Hollywood: Praise the Movie!
Newsweek
Nov. 21, 2005 issue - A movie director, a studio executive and a preacher walk into a church. It sounds like the start of a bad joke, but it's the beginning of a new trend in Hollywood marketing. Inspired by the surprise box-office success of "The Passion of the Christ," distributors have increasingly been taking their faith-based movies to church, much to the delight of many religious leaders. "Films can speak powerfully," says assistant pastor David Manne, who fields calls from studio executives to set up movie screenings at Calvary Chapel Costa Mesa in Santa Ana, Calif. "People that wouldn't normally go to church will come in to see a movie."
And people who wouldn't normally go to a movie in a theater will see it if it's pastor-approved and shown at their church. To tap into that market, Disney has hired "Passion's" PR firm to promote the Christian-themed "The Chronicles of Narnia" with dozens of sneak-peek events at churches across the country. (Preachers are reportedly urged to give "Narnia"-themed sermons and invite non-Christians to see the movie with the congregation.) The latest film adaptation of the best-selling Biblical end-of-times "Left Behind" books skipped theaters altogether with a straight-to-church release; it played last month on screens in 3,200 churches. For perspective, rapper 50 Cent's film "Get Rich or Die Tryin' " opened last week in just 1,652 theaters.
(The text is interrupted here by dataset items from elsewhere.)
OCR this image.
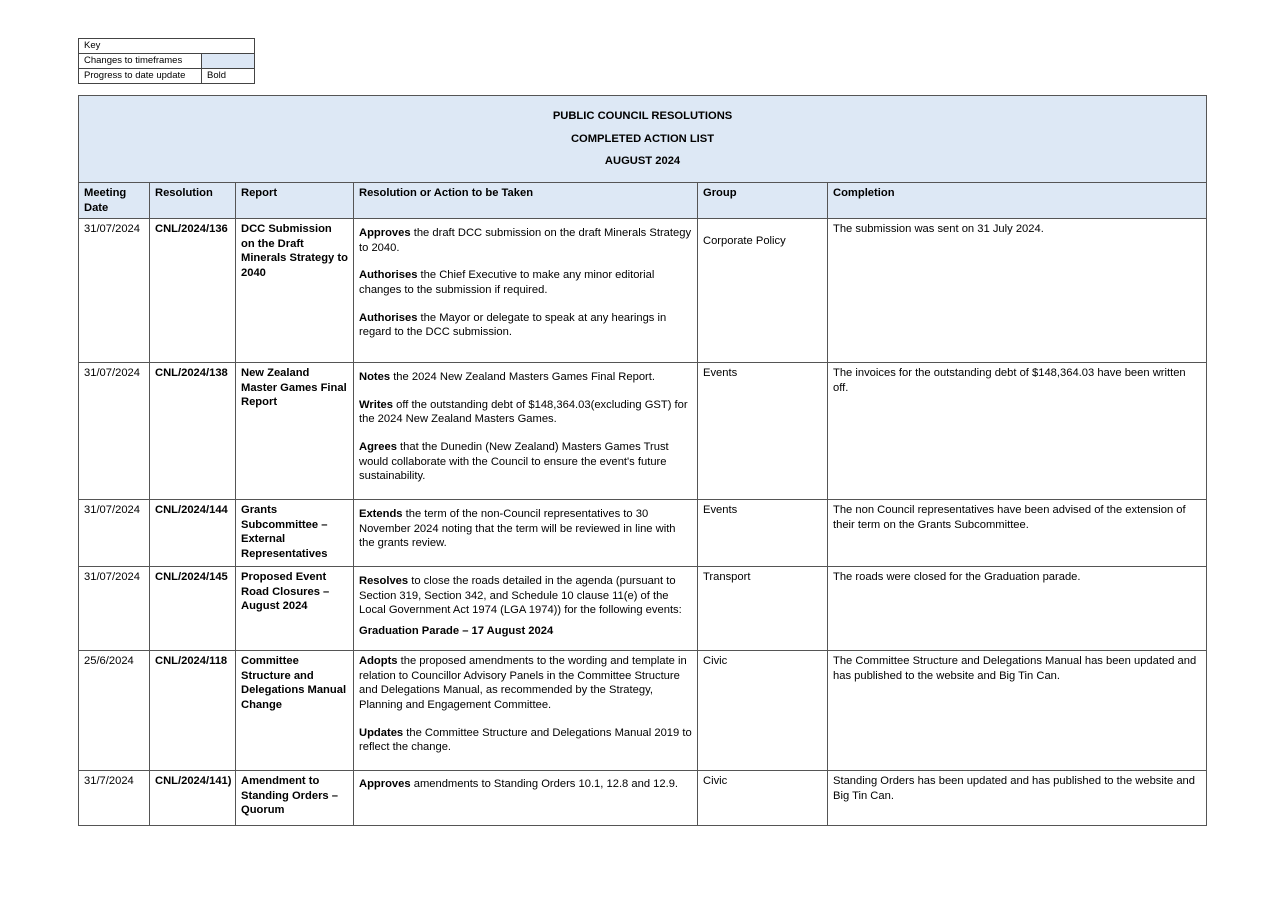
Key	
Changes to timeframes	
Progress to date update	Bold
PUBLIC COUNCIL RESOLUTIONS
COMPLETED ACTION LIST
AUGUST 2024					

Meeting Date	Resolution	Report	Resolution or Action to be Taken	Group	Completion
31/07/2024	CNL/2024/136	DCC Submission on the Draft Minerals Strategy to 2040	Approves the draft DCC submission on the draft Minerals Strategy to 2040.

Authorises the Chief Executive to make any minor editorial changes to the submission if required.

Authorises the Mayor or delegate to speak at any hearings in regard to the DCC submission.	Corporate Policy	The submission was sent on 31 July 2024.
31/07/2024	CNL/2024/138	New Zealand Master Games Final Report	Notes the 2024 New Zealand Masters Games Final Report.

Writes off the outstanding debt of $148,364.03(excluding GST) for the 2024 New Zealand Masters Games.

Agrees that the Dunedin (New Zealand) Masters Games Trust would collaborate with the Council to ensure the event's future sustainability.	Events	The invoices for the outstanding debt of $148,364.03 have been written off.
31/07/2024	CNL/2024/144	Grants Subcommittee – External Representatives	Extends the term of the non-Council representatives to 30 November 2024 noting that the term will be reviewed in line with the grants review.	Events	The non Council representatives have been advised of the extension of their term on the Grants Subcommittee.
31/07/2024	CNL/2024/145	Proposed Event Road Closures – August 2024	Resolves to close the roads detailed in the agenda (pursuant to Section 319, Section 342, and Schedule 10 clause 11(e) of the Local Government Act 1974 (LGA 1974)) for the following events:

Graduation Parade – 17 August 2024	Transport	The roads were closed for the Graduation parade.
25/6/2024	CNL/2024/118	Committee Structure and Delegations Manual Change	Adopts the proposed amendments to the wording and template in relation to Councillor Advisory Panels in the Committee Structure and Delegations Manual, as recommended by the Strategy, Planning and Engagement Committee.

Updates the Committee Structure and Delegations Manual 2019 to reflect the change.	Civic	The Committee Structure and Delegations Manual has been updated and has published to the website and Big Tin Can.
31/7/2024	CNL/2024/141)	Amendment to Standing Orders – Quorum	Approves amendments to Standing Orders 10.1, 12.8 and 12.9.	Civic	Standing Orders has been updated and has published to the website and Big Tin Can.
The marketing tactic hasn't been limited to evangelicals: an anti-Wal-Mart documentary by left-wing director Robert Greenwald is currently being screened in some 1,000 churches across the country, and "Ushpizin," a Hebrew-language comedy, is being shown to Orthodox Jews in venues where men and women sit on separate sides of the auditorium. "It's another way for people to praise God," says Peter Lalonde, executive producer of "Left Behind: World at War." And it doesn't hurt if they praise the movie, too.